Pour rattraper le temps (tu peux courir, mon z’ami !). Pour se déstresser. Pour souffler. On dépasse la vitesse autorisée, moi le premier. Je fais mes 130 allégrement. J’en avais marre de faire du sur-place sur une autoroute, à peine adolescente, mais déjà ratatinée. Puis rebelote ! On refait la même gymnastique. De guerre lasse, une aire de repos nous tend les bras. On s’arrête. Quel contraste ! A se croire sur l’autoroute du soleil, de là-bas, pardi ! Propre comme un sou neuf, on peut se restaurer, faire des achats, refaire le plein pour mon asiatique de voiture, se soulager, faire sa prière et se dégourdir les jambes. Ces aires de repos sont la seule consolation de cette cata, appelée pompeusement autoroute Est-Ouest. De plus, ne cherchez surtout pas à lire un panneau de signalisation routière, il en existe très chichement. Je me suis demandé, à plusieurs reprises, à combien de kilomètres je me trouve de Sétif, par exemple. Je roulais à l’aveugle. Sérieux, roule et tais-toi. Surtout, fais attention aux excités de la pédale d’accélérateur qui te bombardent d’appels de phare à trois kilomètres derrière toi. Surtout que l’excité en question conduit une Maruti ! Elle nous vient de l’Inde, celle-là. Pas d’Oran, malheureusement. Depuis, je crève d’envie d’en conduire une. Et de voir comment cette voiture lilliputienne arrive à doubler des grosses cylindrées. Je me demande s’il y en a en location, juste pour une journée. Des fois que l’envie me viendrait d’en acheter une, après avoir revendu mon asiatique. J’aimerais bien posséder un bolide comme la Maruti. Restauré, ragaillardi, un bon verre de thé à la menthe dans le nez, des heures et des heures après, j’aborde Cirta, pardon Constantine, la capitale de la culture arabe, après Alger et après Tlemcen, capitale de la culture islamique. J’aurais aimé m’y arrêter, revoir «la Brèche» et saluer Yassine dans sa librairie ; et pourquoi ne pas manger un plat de pois chiches. Enfin, cent kilomètres me séparent de Guelma, me dit une plaque toute rabougrie. La galère n’en finit pas. Il y a encore des travaux. On dédouble les voies. Pour corser le tout, une pluie fine falsifie les paysages et fait du bitume une peau de banane. Il faut lever le pied. Cahin-caha, j’aborde Oued Zenati qui, sur le plan urbanistique, a dilaté.Je ne reconnais plus cette bonne vieille ville de mes vingt ans.

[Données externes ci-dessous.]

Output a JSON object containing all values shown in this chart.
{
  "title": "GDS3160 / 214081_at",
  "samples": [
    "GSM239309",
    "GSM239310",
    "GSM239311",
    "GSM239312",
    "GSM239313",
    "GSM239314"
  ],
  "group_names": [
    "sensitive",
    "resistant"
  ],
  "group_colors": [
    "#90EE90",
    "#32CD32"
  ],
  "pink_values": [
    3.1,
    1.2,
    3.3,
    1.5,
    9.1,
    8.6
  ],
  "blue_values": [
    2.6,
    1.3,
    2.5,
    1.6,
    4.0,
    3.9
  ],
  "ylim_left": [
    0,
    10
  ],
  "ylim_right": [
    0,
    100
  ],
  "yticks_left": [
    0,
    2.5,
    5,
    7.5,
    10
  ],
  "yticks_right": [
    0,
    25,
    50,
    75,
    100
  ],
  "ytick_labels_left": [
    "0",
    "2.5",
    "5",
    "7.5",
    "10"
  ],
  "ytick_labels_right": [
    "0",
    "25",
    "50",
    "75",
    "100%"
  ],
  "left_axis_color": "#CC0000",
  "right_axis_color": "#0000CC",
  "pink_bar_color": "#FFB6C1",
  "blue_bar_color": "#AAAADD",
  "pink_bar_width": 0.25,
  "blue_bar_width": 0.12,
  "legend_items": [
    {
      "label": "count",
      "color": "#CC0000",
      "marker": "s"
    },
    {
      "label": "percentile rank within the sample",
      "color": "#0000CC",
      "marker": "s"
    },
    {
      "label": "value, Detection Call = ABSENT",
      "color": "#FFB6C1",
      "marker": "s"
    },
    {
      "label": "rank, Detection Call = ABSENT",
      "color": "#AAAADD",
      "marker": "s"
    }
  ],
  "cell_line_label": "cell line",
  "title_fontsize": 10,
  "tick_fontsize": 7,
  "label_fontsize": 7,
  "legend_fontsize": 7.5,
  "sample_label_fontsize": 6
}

On ne traverse plus le centre-ville, dommage ! La nuit est déjà là quand nous entrons dans Guelma. Le Seybouse coule toujours, charriant sur ses flancs le limon fertile. Je pense aux amis que j’essayerai de retrouver : Abdellah, l’énarque. «Rouge» (le rouquin), le fonctionnaire à la 404. Aâmmi Mouh, le libraire de la place du 19-Mars, a rejoint l’éternité des écrivains. Mezrag, aussi, a tiré sa révérence. La librairie n’est plus, on y vend désormais des robes. Le Café d’Alger, aussi, a changé de raison sociale.
Malgré la pluie et la nuit, j’aurais aimé faire un tour au théâtre romain qui, malgré les siècles, défie le temps et l’oubli des hommes. La rue Danouna m’inspire. D’autres visages traversent mon esprit. Demain, il fera jour : il sera alors grand temps de me les rappeler, pour ne pas faillir à la mémoire. Je passerai quelques jours, ici, dans l’antique Calama, je prendrai une bonne chekhchoukha pour me remettre de cette autoroute en zigzag. Sauf que je pense déjà au cauchemar du retour ! Autoroute, dites-vous ? Un cauchemar, oui !
Y. M.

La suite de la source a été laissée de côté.